Russian President Vladimir Putin calls Sochi, site of February's Winter Olympics, "the biggest construction site on the planet," and for good reason. Since being awarded the games in 2007, the subtropical Black Sea city has built 442 miles of fiber-optic cables, 200 miles of roads, 55 bridges, 13 train stations, nine hotels for media outlets, six post offices, five schools, a new airport, a $265 million ski jump, a bobsled track, a ski course, two Olympic villages, an 815-acre floating archipelago, and a partridge in a pear tree.
But one item on local residents' wish list was met with a pocket veto—a request to build a mosque for Sochi's 20,000 Muslim residents, many of whom have migrated to the city over the last decade to take jobs building the Olympic facilities.
The mosque issue has long been a sore spot in Sochi, where Muslim leaders have been pushing for a new place to worship since 1996. "I'm so tired of writing letters—whole files—it just drags on and on," a Muslim organizer told the Norwegian news organization Forum 18 in 2006. One decade after the fall of the Soviet Union, the city's Muslims were still holding religious ceremonies in cramped basements.
In a 2009 visit to Moscow's Cathedral Mosque, the nation's largest, then-President Dmitry Medvedev was asked by the head of the Russian Mufties Council if he would support a Sochi mosque project. Medvedev said yes. But in the years since, talks between Muslim leaders and the city government have largely fizzled.
But city leaders, such as deputy mayor Anatoli Rykov, have argued that there's already a mosque nearby—50 miles outside the city in the mountain village of Tkhagapsh, population 180. Tkhagapsh is two and a half hours by car from downtown Sochi, and the city's brand new light rail line, hubbed at the country's newest, largest train station, doesn't go there. The mosque is a one-room wood-frame building.
In February of 2012, Sochi mayor Anatoliy Pakhomov reached an agreement with Vyalit Ilyasov, a leader of the local Muslim group Yasin, to build an Islamic cultural center with prayer rooms for men and women—but still no mosque.
The city's lack of accommodations for Muslims is in part a product of a dark regional history. The Russian government is largely deferential to Islamic customs in historically Muslim areas, but although Sochi is in the foothills of the Caucasus Mountains, a Czarist purge in the 19th century killed hundreds of thousands of ethnically Circassian Muslims and displaced many more. In the 1930s, the last surviving mosque in the region—in Tkhagapsh—was shut down.
Athletes in Sochi, at least, won't have to worry about finding a place to pray. "The Sochi 2014 Organizing committee is ensuring that prayer rooms are available for various religions during the Olympic and Paralympic Winter Games," the Sochi Olympics organizing committee said in a statement. "As with previous Games, multi-faith centers will be available in the Olympic and Paralympic villages with five separate prayer rooms in each for followers of Buddhism, Christianity, Hinduism, Islam and Judaism."

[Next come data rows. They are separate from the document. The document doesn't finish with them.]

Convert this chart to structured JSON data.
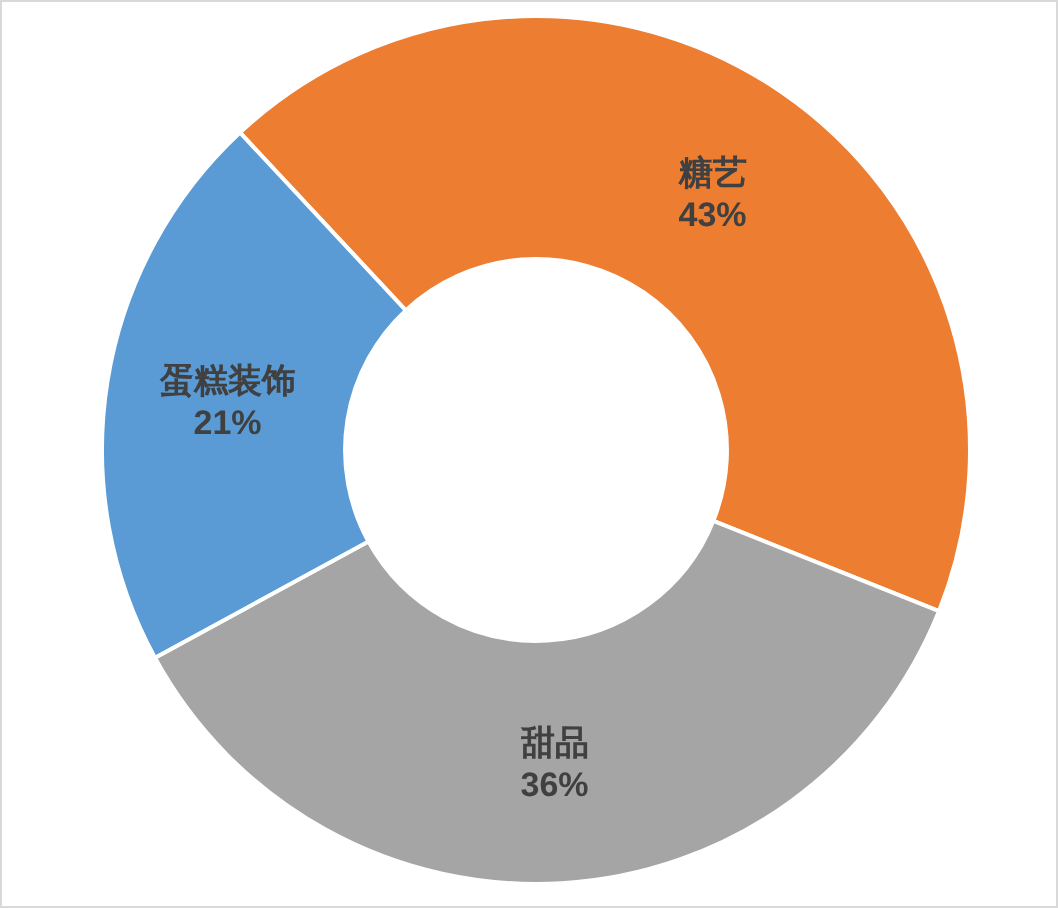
{
  "chart_data": {
    "type": "donut",
    "categories": [
      "糖艺",
      "甜品",
      "蛋糕装饰"
    ],
    "values": [
      43,
      36,
      21
    ],
    "colors": [
      "#ed7d31",
      "#a5a5a5",
      "#5b9bd5"
    ],
    "value_labels": [
      "43%",
      "36%",
      "21%"
    ],
    "legend": false
  }
}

And there's a chance Sochi may yet get its mosque. In January, Askerbiy Kardanov, chairman of the spiritual administration of Muslims of Adygea and the Krasnodar Territory (which includes Sochi), told reporters that plans for the long-awaited mosque project would pick up again after the Olympics, when the city would be looking for new uses for its Olympic villages and acres of asphalt. "The first thing [is] to find a suitable place for the construction of God's house," he said, according to Caucasian Policy.
But Sochi's impasse only underscores the larger issues facing religious freedom in Russia. The mining city of Kostomuksha recently scrapped a mosque construction project, approved six years ago, due to local protests. Another approved plan, for a mosque in the steppe city of Novokuznetsk, also fell through. And as international religious freedom advocate Katrina Lantos-Swett pointed out at an event at Washington's Heritage Foundation last week, Moscow "has 2 million Muslims, but only four mosques"—a number that's not likely to change now that Mayor Sergei Sobyanin has said the city has reached its limit.
In Putin's Russia, there's at least one construction boom the government can't seem to get behind.